Since you say that most requests will be resolved by looking at the first dict, the quickest solution would be to do something like:
try: item = d1[key] except KeyError: try: item = d2[key] except KeyError: ...
However, this is certainly not the most convenient form of solutions, and I do not recommend using it. You can create a function:
def get_from(item,dicts): for d in dicts: try: return d[item] except KeyError: pass else: raise KeyError("No item in dicts")
which you would call the following:
get_from(key,(d1,d2,d3))
(This is a simplified, slightly less clean version of the already very simple Chained map recipe suggested by @MartijnPieters in the comments on the original question - I would recommend using this over this code posted here. to demonstrate the concept in a more simplified way.)

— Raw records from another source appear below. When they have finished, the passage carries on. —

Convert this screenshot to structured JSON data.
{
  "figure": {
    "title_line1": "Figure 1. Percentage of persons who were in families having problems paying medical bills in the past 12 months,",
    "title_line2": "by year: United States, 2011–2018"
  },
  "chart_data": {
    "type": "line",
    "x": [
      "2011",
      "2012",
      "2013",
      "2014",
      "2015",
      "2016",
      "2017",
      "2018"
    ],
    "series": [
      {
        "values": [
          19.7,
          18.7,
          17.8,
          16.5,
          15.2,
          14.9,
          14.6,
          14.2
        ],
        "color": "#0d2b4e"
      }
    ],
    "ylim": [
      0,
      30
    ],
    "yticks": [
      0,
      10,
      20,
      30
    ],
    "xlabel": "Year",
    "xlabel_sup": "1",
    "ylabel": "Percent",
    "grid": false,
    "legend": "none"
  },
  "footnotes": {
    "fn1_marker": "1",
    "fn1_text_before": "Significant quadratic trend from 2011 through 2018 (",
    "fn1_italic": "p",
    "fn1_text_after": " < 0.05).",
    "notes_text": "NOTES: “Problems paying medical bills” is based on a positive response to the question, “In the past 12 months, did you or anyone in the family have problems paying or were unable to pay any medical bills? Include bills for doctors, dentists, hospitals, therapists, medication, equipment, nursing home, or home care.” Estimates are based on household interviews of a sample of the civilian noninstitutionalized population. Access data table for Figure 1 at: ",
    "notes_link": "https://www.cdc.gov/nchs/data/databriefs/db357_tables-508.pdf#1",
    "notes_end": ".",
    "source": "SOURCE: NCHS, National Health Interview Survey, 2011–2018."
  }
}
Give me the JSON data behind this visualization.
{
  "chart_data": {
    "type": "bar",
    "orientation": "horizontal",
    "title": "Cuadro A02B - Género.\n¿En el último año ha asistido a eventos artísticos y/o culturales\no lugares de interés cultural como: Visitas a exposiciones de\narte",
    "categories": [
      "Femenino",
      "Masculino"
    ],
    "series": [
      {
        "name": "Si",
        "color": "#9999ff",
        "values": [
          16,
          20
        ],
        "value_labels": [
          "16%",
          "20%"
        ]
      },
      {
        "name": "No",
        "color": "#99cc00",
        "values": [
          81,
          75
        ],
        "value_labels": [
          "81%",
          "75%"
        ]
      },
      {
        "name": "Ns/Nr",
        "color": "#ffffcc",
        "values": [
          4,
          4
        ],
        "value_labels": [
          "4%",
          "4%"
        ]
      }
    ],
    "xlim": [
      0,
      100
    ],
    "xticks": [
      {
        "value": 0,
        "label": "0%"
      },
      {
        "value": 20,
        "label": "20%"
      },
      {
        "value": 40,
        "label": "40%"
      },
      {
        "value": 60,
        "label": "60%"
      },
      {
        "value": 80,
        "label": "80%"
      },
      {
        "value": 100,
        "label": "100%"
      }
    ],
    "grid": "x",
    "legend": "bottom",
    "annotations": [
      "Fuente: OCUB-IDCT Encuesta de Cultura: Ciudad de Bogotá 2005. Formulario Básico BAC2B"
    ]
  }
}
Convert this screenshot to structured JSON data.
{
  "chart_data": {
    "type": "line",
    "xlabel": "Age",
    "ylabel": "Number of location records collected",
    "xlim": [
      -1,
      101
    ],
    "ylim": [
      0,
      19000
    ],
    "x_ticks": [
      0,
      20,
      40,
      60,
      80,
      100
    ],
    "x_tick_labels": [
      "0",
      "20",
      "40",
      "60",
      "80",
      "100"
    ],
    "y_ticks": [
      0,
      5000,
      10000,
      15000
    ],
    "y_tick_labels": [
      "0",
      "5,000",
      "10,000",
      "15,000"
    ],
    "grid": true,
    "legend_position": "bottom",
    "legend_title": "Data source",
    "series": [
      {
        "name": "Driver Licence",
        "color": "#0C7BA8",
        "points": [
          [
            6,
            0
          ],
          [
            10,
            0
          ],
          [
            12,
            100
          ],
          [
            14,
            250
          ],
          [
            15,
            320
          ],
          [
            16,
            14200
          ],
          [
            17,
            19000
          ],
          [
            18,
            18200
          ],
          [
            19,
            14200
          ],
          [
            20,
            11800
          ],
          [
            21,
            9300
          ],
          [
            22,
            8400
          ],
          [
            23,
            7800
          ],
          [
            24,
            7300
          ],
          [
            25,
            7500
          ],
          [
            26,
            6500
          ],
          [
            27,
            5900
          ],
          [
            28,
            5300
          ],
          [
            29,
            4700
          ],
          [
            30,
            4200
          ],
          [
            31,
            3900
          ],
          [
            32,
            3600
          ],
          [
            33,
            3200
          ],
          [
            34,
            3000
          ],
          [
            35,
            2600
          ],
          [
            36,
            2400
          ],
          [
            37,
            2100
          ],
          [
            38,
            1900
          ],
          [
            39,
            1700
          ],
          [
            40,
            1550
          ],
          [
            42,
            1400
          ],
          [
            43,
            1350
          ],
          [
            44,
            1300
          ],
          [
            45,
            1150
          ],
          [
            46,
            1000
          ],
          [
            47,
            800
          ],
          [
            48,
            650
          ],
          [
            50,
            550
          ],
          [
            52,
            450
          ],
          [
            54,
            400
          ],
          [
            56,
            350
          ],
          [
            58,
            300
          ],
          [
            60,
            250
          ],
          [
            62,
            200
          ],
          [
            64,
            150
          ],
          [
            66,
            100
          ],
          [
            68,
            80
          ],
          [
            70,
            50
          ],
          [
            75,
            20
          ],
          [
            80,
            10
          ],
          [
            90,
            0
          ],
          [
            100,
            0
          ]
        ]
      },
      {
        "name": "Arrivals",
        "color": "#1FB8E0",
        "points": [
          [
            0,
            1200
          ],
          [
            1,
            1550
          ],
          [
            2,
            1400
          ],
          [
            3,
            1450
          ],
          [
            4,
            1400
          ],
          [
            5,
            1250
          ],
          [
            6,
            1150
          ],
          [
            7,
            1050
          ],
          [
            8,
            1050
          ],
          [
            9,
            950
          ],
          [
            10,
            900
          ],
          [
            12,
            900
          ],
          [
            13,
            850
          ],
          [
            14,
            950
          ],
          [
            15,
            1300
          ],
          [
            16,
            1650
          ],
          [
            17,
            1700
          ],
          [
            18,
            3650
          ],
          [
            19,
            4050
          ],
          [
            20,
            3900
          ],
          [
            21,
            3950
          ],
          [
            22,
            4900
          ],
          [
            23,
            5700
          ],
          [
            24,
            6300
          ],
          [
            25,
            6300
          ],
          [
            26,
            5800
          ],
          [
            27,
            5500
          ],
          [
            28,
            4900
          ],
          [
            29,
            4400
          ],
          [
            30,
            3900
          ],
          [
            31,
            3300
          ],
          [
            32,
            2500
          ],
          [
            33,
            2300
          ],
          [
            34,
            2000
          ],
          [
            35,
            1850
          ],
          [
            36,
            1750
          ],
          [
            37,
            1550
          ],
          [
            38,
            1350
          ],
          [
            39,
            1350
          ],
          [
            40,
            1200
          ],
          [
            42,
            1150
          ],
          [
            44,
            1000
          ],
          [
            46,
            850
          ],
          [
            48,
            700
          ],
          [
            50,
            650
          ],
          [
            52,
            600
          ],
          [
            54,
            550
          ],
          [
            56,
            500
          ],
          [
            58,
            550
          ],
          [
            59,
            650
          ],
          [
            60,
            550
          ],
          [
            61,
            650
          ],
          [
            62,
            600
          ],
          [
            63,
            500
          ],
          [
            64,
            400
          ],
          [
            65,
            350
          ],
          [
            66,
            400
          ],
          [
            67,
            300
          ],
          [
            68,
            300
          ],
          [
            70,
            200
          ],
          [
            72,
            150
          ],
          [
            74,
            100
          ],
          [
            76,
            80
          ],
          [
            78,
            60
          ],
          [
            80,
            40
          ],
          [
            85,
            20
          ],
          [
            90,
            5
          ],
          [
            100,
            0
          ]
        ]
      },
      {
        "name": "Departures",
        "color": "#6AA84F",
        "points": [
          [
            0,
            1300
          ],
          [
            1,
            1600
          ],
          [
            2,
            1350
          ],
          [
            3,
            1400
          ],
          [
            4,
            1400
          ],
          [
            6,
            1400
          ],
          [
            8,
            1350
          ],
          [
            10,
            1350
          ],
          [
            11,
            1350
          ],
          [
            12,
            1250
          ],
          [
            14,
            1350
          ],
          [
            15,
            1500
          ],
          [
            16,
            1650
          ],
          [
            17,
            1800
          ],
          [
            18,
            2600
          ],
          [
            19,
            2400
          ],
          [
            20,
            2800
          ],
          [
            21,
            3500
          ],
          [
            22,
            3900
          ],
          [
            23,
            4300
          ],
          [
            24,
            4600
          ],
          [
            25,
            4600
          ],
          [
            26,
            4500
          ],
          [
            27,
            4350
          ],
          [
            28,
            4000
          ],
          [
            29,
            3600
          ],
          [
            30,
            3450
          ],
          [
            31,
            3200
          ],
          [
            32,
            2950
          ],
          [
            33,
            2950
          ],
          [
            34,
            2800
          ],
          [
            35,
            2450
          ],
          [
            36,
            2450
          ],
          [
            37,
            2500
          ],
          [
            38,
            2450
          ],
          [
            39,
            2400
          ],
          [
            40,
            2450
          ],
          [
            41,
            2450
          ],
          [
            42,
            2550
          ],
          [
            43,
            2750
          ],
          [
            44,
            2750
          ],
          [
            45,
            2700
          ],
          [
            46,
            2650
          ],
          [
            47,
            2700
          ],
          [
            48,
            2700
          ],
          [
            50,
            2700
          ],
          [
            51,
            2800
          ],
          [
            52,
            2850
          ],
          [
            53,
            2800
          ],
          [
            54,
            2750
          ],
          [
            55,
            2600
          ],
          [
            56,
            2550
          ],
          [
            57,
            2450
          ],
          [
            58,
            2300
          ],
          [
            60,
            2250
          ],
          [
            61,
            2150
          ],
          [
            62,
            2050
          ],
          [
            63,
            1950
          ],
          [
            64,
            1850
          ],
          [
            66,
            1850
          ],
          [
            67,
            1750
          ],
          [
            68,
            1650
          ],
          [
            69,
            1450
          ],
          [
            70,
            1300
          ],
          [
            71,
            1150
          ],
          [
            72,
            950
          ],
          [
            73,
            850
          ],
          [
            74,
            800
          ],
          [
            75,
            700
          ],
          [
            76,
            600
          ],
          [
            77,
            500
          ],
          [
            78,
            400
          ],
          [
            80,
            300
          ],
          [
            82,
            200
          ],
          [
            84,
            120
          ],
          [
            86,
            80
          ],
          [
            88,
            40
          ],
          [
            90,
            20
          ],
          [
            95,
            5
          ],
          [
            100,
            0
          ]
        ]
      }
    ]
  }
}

Finally, perhaps a hybrid solution will work best in practice. The coefficient of the first try from the loop is a little ugly, but in most cases it avoids the loop overhead. Only if the first try raises a KeyError , do you introduce a loop type solution that I suggested above on the rest of the dicts. eg:.
try: item = d1[key] except KeyError: item = get_from(key,(d2,d3))
again, just do it if you can reliably demonstrate (think timeit ) that it makes a noticeable difference
It is important to know that python try cheap, but except worth a decent amount of time. If your code succeeds, use try - except . If this is not warranted, it is often better to use try-except in any case, but in this case you should evaluate whether performance is really a problem, and only if you can demonstrate that it is a problem, you should resort to "search before jumping" .
Last remark. If the dictionaries are relatively static, it might be worth combining them into a 1 dict :
d1.update(d2) d1.update(d3)
Now you can just use d1 - it has all the information from d2 and d3 . (of course, the order of updates matters if dicts have the same keys, but have different meanings).